Allow me to use the same SOYO provided picture while we discuss the layout and apologies again for my less than amazing pictures of the board.
As you can see it's a full 9-hole ATX mount which shouldn't be a problem for many but look out if your case is smaller than the norm. Let's start off at the top left as usual work and our way right and down.
Not much power regulation circuitry in the top left like we've seen on recent motherboards but that's not a bad thing provided the board is stable under high loads and the ATX connector position also affects the positioning of the components here, helping to spread them from the top left down the left flank to the connector itself.
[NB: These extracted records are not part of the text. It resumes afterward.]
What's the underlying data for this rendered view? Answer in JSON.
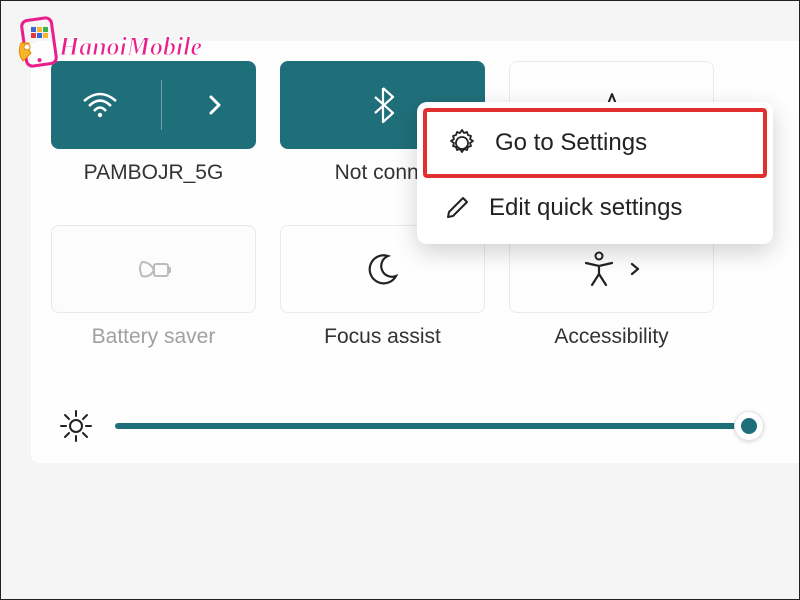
{
  "watermark": {
    "text": "HanoiMobile"
  },
  "tiles": {
    "wifi": {
      "label": "PAMBOJR_5G"
    },
    "bluetooth": {
      "label": "Not conne"
    },
    "airplane": {
      "label": ""
    },
    "battery": {
      "label": "Battery saver"
    },
    "focus": {
      "label": "Focus assist"
    },
    "accessibility": {
      "label": "Accessibility"
    }
  },
  "menu": {
    "settings": "Go to Settings",
    "edit": "Edit quick settings"
  },
  "colors": {
    "accent": "#1f6f7a",
    "highlight": "#e03030"
  }
}
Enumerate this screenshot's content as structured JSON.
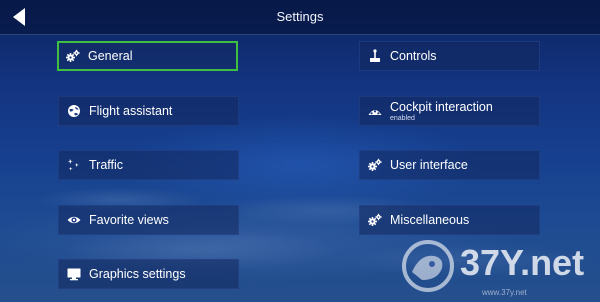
{
  "header": {
    "title": "Settings",
    "back_icon": "back-arrow-icon"
  },
  "menu": {
    "left": [
      {
        "label": "General",
        "icon": "gears-icon",
        "selected": true
      },
      {
        "label": "Flight assistant",
        "icon": "globe-icon"
      },
      {
        "label": "Traffic",
        "icon": "traffic-icon"
      },
      {
        "label": "Favorite views",
        "icon": "eye-icon"
      },
      {
        "label": "Graphics settings",
        "icon": "monitor-icon"
      }
    ],
    "right": [
      {
        "label": "Controls",
        "icon": "joystick-icon"
      },
      {
        "label": "Cockpit interaction",
        "sublabel": "enabled",
        "icon": "cockpit-icon"
      },
      {
        "label": "User interface",
        "icon": "gears-icon"
      },
      {
        "label": "Miscellaneous",
        "icon": "gears-icon"
      }
    ]
  },
  "colors": {
    "selection_border": "#3fbf3f",
    "background_top": "#0d2461",
    "background_bottom": "#254f8c"
  },
  "watermark": {
    "text": "37Y.net",
    "url": "www.37y.net"
  }
}
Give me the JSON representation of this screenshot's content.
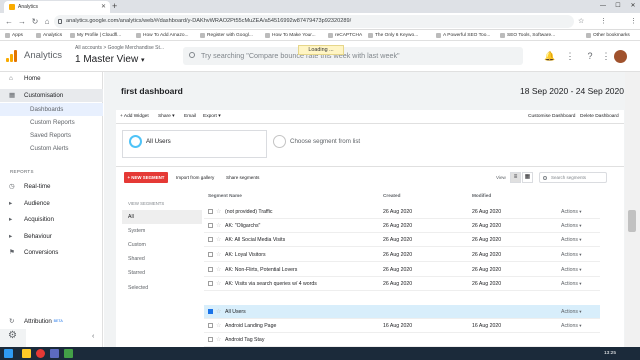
{
  "browser": {
    "tab_title": "Analytics",
    "new_tab": "+",
    "url": "analytics.google.com/analytics/web/#/dashboard/y-DAKhvWRAO2Pt55cMuZEA/a54516992w87479473p92320289/",
    "bookmarks": [
      "Apps",
      "Analytics",
      "My Profile | Cloudfl...",
      "How To Add Amazo...",
      "Register with Googl...",
      "How To Make Your...",
      "reCAPTCHA",
      "The Only 6 Keywo...",
      "A Powerful SEO Too...",
      "SEO Tools, Software...",
      "Other bookmarks"
    ]
  },
  "header": {
    "brand": "Analytics",
    "breadcrumb": "All accounts > Google Merchandise St...",
    "view": "1 Master View",
    "search_placeholder": "Try searching \"Compare bounce rate this week with last week\"",
    "loading": "Loading ..."
  },
  "sidebar": {
    "items": [
      {
        "label": "Home",
        "icon": "home-icon"
      },
      {
        "label": "Customisation",
        "icon": "customisation-icon"
      },
      {
        "label": "Dashboards"
      },
      {
        "label": "Custom Reports"
      },
      {
        "label": "Saved Reports"
      },
      {
        "label": "Custom Alerts"
      },
      {
        "label": "Real-time",
        "icon": "clock-icon"
      },
      {
        "label": "Audience",
        "icon": "person-icon"
      },
      {
        "label": "Acquisition",
        "icon": "acquisition-icon"
      },
      {
        "label": "Behaviour",
        "icon": "behaviour-icon"
      },
      {
        "label": "Conversions",
        "icon": "flag-icon"
      },
      {
        "label": "Attribution",
        "icon": "attribution-icon"
      }
    ],
    "reports_heading": "REPORTS",
    "beta": "BETA"
  },
  "dashboard": {
    "title": "first dashboard",
    "date_range": "18 Sep 2020 - 24 Sep 2020",
    "toolbar": {
      "add_widget": "+ Add Widget",
      "share": "Share",
      "email": "Email",
      "export": "Export",
      "customise": "Customise Dashboard",
      "delete": "Delete Dashboard"
    }
  },
  "segments": {
    "selected": "All Users",
    "choose": "Choose segment from list",
    "new_segment": "+ NEW SEGMENT",
    "import": "Import from gallery",
    "share": "Share segments",
    "view_label": "View",
    "search_placeholder": "Search segments",
    "view_heading": "VIEW SEGMENTS",
    "filters": [
      "All",
      "System",
      "Custom",
      "Shared",
      "Starred",
      "Selected"
    ],
    "columns": {
      "name": "Segment Name",
      "created": "Created",
      "modified": "Modified"
    },
    "rows": [
      {
        "name": "(not provided) Traffic",
        "created": "26 Aug 2020",
        "modified": "26 Aug 2020",
        "actions": "Actions"
      },
      {
        "name": "AK: \"Oligarchs\"",
        "created": "26 Aug 2020",
        "modified": "26 Aug 2020",
        "actions": "Actions"
      },
      {
        "name": "AK: All Social Media Visits",
        "created": "26 Aug 2020",
        "modified": "26 Aug 2020",
        "actions": "Actions"
      },
      {
        "name": "AK: Loyal Visitors",
        "created": "26 Aug 2020",
        "modified": "26 Aug 2020",
        "actions": "Actions"
      },
      {
        "name": "AK: Non-Flirts, Potential Lovers",
        "created": "26 Aug 2020",
        "modified": "26 Aug 2020",
        "actions": "Actions"
      },
      {
        "name": "AK: Visits via search queries w/ 4 words",
        "created": "26 Aug 2020",
        "modified": "26 Aug 2020",
        "actions": "Actions"
      },
      {
        "name": "All Users",
        "created": "",
        "modified": "",
        "actions": "Actions"
      },
      {
        "name": "Android Landing Page",
        "created": "16 Aug 2020",
        "modified": "16 Aug 2020",
        "actions": "Actions"
      },
      {
        "name": "Android Tag Stay",
        "created": "",
        "modified": "",
        "actions": ""
      }
    ]
  },
  "taskbar": {
    "time": "13:25"
  }
}
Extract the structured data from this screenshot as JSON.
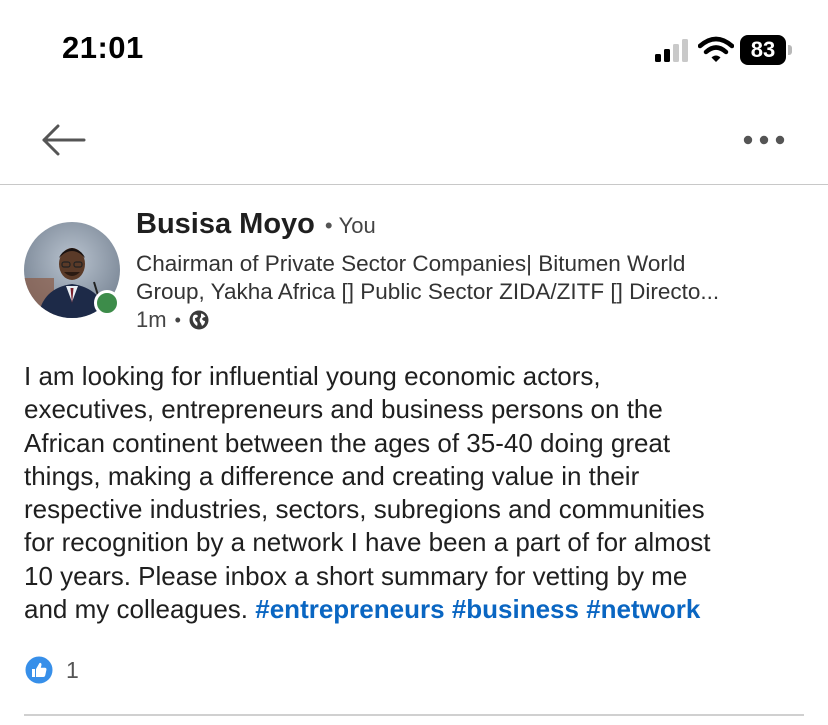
{
  "status_bar": {
    "time": "21:01",
    "battery": "83"
  },
  "nav": {
    "back_icon": "arrow-left-icon",
    "more_icon": "more-horizontal-icon"
  },
  "post": {
    "author": {
      "name": "Busisa Moyo",
      "separator": "•",
      "relation": "You",
      "headline_lines": [
        "Chairman of Private Sector Companies| Bitumen World",
        "Group, Yakha Africa [] Public Sector ZIDA/ZITF [] Directo..."
      ],
      "time_ago": "1m",
      "meta_separator": "•",
      "visibility_icon": "globe-icon",
      "online_status_color": "#3d8c4a"
    },
    "body_lines": [
      "I am looking for influential young economic actors,",
      "executives, entrepreneurs and business persons on the",
      "African continent between the ages of 35-40 doing great",
      "things, making a difference and creating value in their",
      "respective industries, sectors, subregions and communities",
      "for recognition by a network I have been a part of for almost",
      "10 years. Please inbox a short summary for vetting by me"
    ],
    "body_last_line_text": "and my colleagues.",
    "hashtags": [
      "#entrepreneurs",
      "#business",
      "#network"
    ],
    "reactions": {
      "icon": "like-icon",
      "count": "1"
    }
  },
  "colors": {
    "hashtag": "#0a66c2",
    "like": "#378fe9"
  }
}
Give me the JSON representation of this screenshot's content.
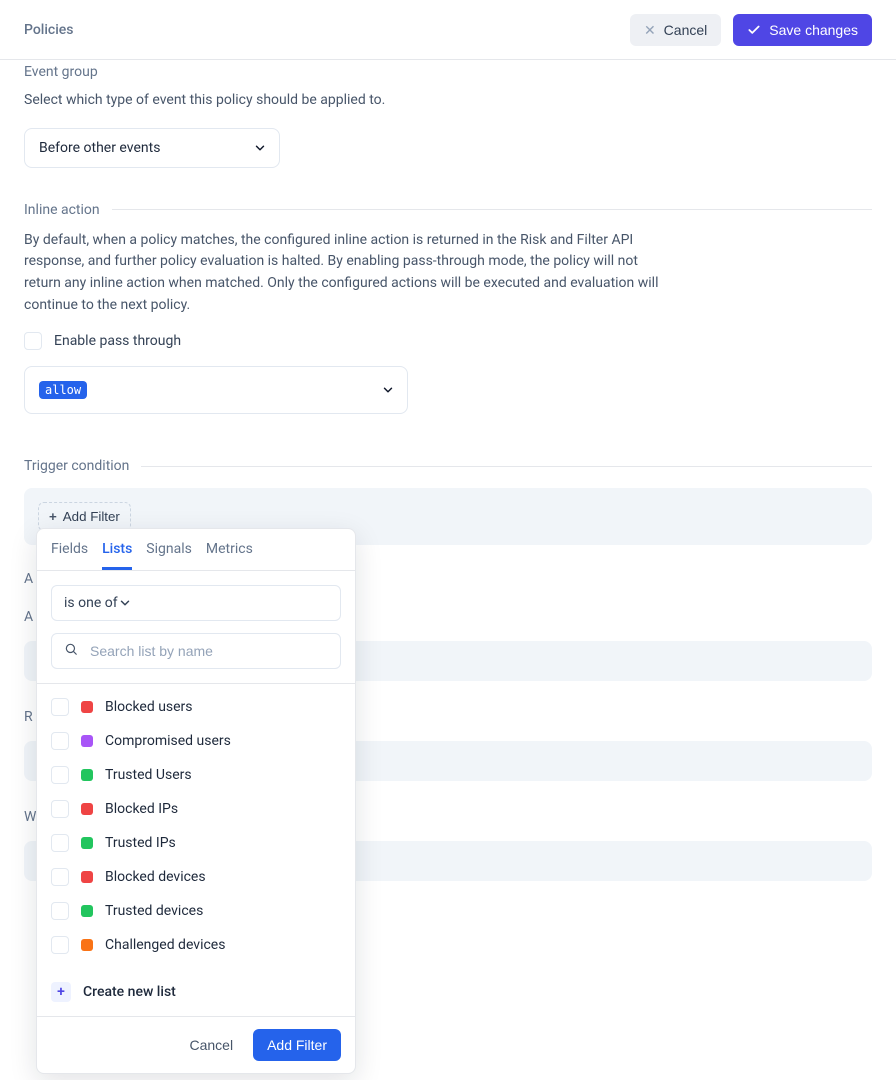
{
  "header": {
    "title": "Policies",
    "cancel": "Cancel",
    "save": "Save changes"
  },
  "event_group": {
    "label": "Event group",
    "desc": "Select which type of event this policy should be applied to.",
    "selected": "Before other events"
  },
  "inline_action": {
    "label": "Inline action",
    "desc": "By default, when a policy matches, the configured inline action is returned in the Risk and Filter API response, and further policy evaluation is halted. By enabling pass-through mode, the policy will not return any inline action when matched. Only the configured actions will be executed and evaluation will continue to the next policy.",
    "checkbox_label": "Enable pass through",
    "allow_tag": "allow"
  },
  "trigger": {
    "label": "Trigger condition",
    "add_filter": "Add Filter"
  },
  "obscured": {
    "a": "A",
    "a2": "A",
    "r": "R",
    "w": "W"
  },
  "popover": {
    "tabs": [
      "Fields",
      "Lists",
      "Signals",
      "Metrics"
    ],
    "active_tab_index": 1,
    "operator": "is one of",
    "search_placeholder": "Search list by name",
    "items": [
      {
        "label": "Blocked users",
        "color": "#ef4444"
      },
      {
        "label": "Compromised users",
        "color": "#a855f7"
      },
      {
        "label": "Trusted Users",
        "color": "#22c55e"
      },
      {
        "label": "Blocked IPs",
        "color": "#ef4444"
      },
      {
        "label": "Trusted IPs",
        "color": "#22c55e"
      },
      {
        "label": "Blocked devices",
        "color": "#ef4444"
      },
      {
        "label": "Trusted devices",
        "color": "#22c55e"
      },
      {
        "label": "Challenged devices",
        "color": "#f97316"
      }
    ],
    "create_new": "Create new list",
    "cancel": "Cancel",
    "add_filter": "Add Filter"
  }
}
Moving right we come across SOYO's regular rotated socket. I used to hate this when I ran water cooling but since it's back to air cooling, I don't mind so much. It's rotated 90 degrees clockwise from the usual orientation of socket A boards from other manufacturers but it passes the Swiftech test and my MCX462 fit without incident. Other large 80mm sinks should be fine.
Past the CPU socket area we see the 3 DIMM slots with suprisingly large and good quality (as much as you could call bits of white plastic quality) end clips. Nothing unusual so far and the north-south southbridge provided IDE ports are in a standard location.
Under the CPU socket area on the left we see the north-south ATX connector, not an ideal placement since in many cases it will mean dragging the cable across the CPU socket area, hindering good airflow. It's just about the only poor component placement on an otherwise standard motherboard. Under the CPU socket itself is the actively cooled northbridge with a good looking and surprisingly quiet fan sat atop a silver heatsink.
I've heard more than my fair share of noisy northbridge fans so it was nice to hear a quiet one.
The Realtek network controller is in the vicinity and the AGP slot is flanked by a 12V power socket which you feed with a molex connector just like your hard drive or optical devices. This requires yet another cable to be dragged across the board making it more akin to a power hungry Pentium 4 board than your usual Socket A AMD fodder. We can only presume it's for extra piece of mind when stressing the system, especially at high front side bus frequencies.
The board was certainly very stable when overclocked during testing.
Moving down from the AGP slot and everthing is placed normally with southbridge (uncooled), PCI slots and HPT372 chip all in the usual places. ATX case headers and the extra headers for USB and the Sigma Box are all underneath the last PCI slot along with the audio headers for CD-ROM audio.
All in all, a decent layout but this reviewer doesn't like the rotated socket, ATX connector placement and the need for the extra 12V source, although nothing is too bad and the extra power source seems to help stability. 8 out of 10 for the layout.